TSL : la troisième conférence préalable a prévu le déroulement des deux premières semaines du procès

La lecture de l'acte d'accusation doit s'étendre sur une journée et demie.

La chambre de première instance du Tribunal spécial pour le Liban a tenu hier dans la matinée une troisième conférence préalable au procès en l'affaire « Ayache et autres », qui doit s'ouvrir jeudi prochain (le 16 janvier). Présidée par le juge David Re, la chambre de première instance est celle qui conduira le procès des accusés, en évaluant si les preuves produites par le procureur pendant le procès prouvent sa théorie au-delà de tout doute raisonnable. La troisième conférence préparatoire, qui était entièrement ouverte hier au public, s'est déroulée en présence des deux parties et des représentants légaux des victimes. Dix clauses à caractère technique et logistique prévues à l'ordre du jour ont ainsi été débattues, dressant un schéma approximatif du déroulement des deux premières semaines du procès.
D'abord, les durées du réquisitoire et des plaidoiries d'ouverture ont été précisées. Le réquisitoire, dont la plus grande partie sera une lecture de l'acte d'accusation, devra ouvrir le procès et s'étendre sur une journée et demie, comme l'a souligné l'accusation hier. Le réquisitoire sera en principe suivi d'une lecture des biographies respectives des victimes décédées lors de l'attentat du 14 février 2005.
En outre, les avocats représentant les intérêts respectifs de Salim Ayache et Assad Sabra ont déclaré qu'ils ne prononceront pas de plaidoirie introductive, tandis que l'équipe de défense des intérêts de Moustapha Badreddine a déclaré prévoir une plaidoirie d'une heure, et l'équipe de Hussein Oneissy, de trois heures. Ces plaidoiries devront être prononcées le lundi 20 janvier.
La chambre de première instance a rappelé pour sa part qu'elle accordera le temps nécessaire aux différentes plaidoiries introductives. Elle prendra à sa charge les séjours des plaignants aux Pays-Bas, pour que ceux-ci se prononcent également sans contrainte de temps.
S'agissant ensuite des témoins, l'accusation a déclaré qu'elle interrogerait huit témoins au cours de la seconde quinzaine du mois de janvier. Sept comparaîtront en personne devant le tribunal et un seul témoignera via satellite. La chambre a approuvé ce mécanisme.
La préparation des témoins a été assez longuement débattue hier. Le bureau de la défense a demandé que les témoignages soient l'objet d'enregistrements audiovisuels, une demande à laquelle la chambre n'a pas fourni de réponse définitive. La chambre a en tout cas déclaré son intention d'émettre éventuellement des directives sur le déroulement de la procédure, surtout en ce qui concerne l'interrogatoire des témoins, la présentation des éléments de preuve et le mécanisme de participation des plaignants.
S'agissant enfin du cinquième accusé dans cette affaire, Hassan Habib Merhi, pour lequel le TSL avait désigné un avocat à la fin du mois écoulé, la défense a demandé de joindre son dossier à celui des quatre autre accusés, c'est-à-dire au dossier Ayache et autres, de manière à assurer la participation de l'avocat de Hassan Habib Merhi aux audiences. Le président de la chambre a déclaré que cette option était envisageable.

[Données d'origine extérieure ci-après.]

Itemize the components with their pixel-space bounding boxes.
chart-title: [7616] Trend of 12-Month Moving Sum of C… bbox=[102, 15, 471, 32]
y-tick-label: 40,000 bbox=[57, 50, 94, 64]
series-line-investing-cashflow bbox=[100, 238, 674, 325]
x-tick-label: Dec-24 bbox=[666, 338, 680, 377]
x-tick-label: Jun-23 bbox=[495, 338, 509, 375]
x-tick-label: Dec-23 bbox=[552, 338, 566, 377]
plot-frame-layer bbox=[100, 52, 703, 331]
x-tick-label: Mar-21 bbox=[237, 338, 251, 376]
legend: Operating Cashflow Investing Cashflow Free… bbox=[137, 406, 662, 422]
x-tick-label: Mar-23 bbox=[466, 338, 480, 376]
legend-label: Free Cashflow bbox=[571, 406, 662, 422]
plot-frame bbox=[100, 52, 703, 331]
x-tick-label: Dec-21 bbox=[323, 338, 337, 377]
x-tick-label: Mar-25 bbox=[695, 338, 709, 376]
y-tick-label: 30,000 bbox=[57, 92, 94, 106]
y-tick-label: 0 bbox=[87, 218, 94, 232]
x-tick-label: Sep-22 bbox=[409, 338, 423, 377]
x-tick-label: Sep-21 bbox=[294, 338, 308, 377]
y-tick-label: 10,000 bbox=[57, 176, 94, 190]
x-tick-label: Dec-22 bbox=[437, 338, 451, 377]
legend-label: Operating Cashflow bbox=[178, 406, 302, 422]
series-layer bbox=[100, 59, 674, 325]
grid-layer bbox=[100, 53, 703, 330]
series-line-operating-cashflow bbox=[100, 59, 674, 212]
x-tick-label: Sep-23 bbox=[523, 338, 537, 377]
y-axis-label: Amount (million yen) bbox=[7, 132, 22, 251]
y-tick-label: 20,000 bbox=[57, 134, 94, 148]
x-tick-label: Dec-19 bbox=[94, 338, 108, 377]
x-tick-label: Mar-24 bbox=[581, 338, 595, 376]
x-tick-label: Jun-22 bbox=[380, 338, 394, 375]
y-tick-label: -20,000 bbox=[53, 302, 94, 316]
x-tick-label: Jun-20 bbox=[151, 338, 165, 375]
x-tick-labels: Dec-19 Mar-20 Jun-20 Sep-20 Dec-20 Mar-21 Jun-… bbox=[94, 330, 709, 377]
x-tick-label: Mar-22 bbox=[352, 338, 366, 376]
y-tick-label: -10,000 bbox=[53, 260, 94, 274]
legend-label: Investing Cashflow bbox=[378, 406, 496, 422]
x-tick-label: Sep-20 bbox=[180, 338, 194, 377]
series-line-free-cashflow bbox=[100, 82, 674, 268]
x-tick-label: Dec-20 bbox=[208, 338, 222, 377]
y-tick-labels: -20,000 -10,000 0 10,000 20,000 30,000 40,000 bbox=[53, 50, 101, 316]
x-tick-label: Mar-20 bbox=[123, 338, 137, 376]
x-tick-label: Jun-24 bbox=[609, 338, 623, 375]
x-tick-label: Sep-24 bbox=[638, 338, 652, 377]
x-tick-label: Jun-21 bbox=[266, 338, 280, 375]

Marten Youssef : Les Libanais sauront la vérité sur le 14 février
Si certains observateurs estiment que la procédure in absentia devant le TSL (un précédent pour une juridiction internationale) serait propice à l'accélérer, le porte-parole du tribunal, Marten Youssef, a rappelé que la chambre avait décidé, en ce qui concerne la mise en œuvre de la procédure in absentia, une réouverture du procès en cas d'émergence des accusés, même si le jugement par défaut aurait déjà été rendu. Transmettant le souci du TSL d'assurer un procès équitable, Marten Youssef est également revenu sur la décision du président du tribunal, le juge David Baragwanath, qui avait « demandé aux autorités libanaises de redoubler d'efforts dans la poursuite des accusés, même si la chambre est consciente du fait que la situation libanaise empêcherait cette demande d'aboutir ».
S'il a surtout fait des rappels sur la marche du TSL et les défis qu'il a encourus jusque-là, comme les « fausses informations ayant filtré », Marten Youssef a déclaré, lors d'une entrevue à la radio, que « le 16 janvier sera un jour historique pour le tribunal et la justice internationale ». « Le Liban sera témoin d'une justice qui se fait, et d'une vérité qui se révèle, la vérité sur ce qui s'est passé le 14 février 2005 », a-t-il conclu.

« Le TSL attisera le feu libanais »
Mais selon le quotidien israélien Yediot Aharonot, « le TSL ne fera qu'ajouter une matière inflammable à l'incendie déjà déclenché au Liban ». Le quotidien a fait état de documents officiels relevant soi-disant du TSL, que des chercheurs israéliens en matière de sécurité et de services de renseignements auraient réussi à sortir. Ces documents révéleraient « les coulisses de l'enquête internationale, et de nouveaux détails sur le principal accusé, Moustapha Badreddine, le successeur et le beau-frère de l'ancien responsable assassiné des opérations du Hezbollah, Imad Moghniyé ».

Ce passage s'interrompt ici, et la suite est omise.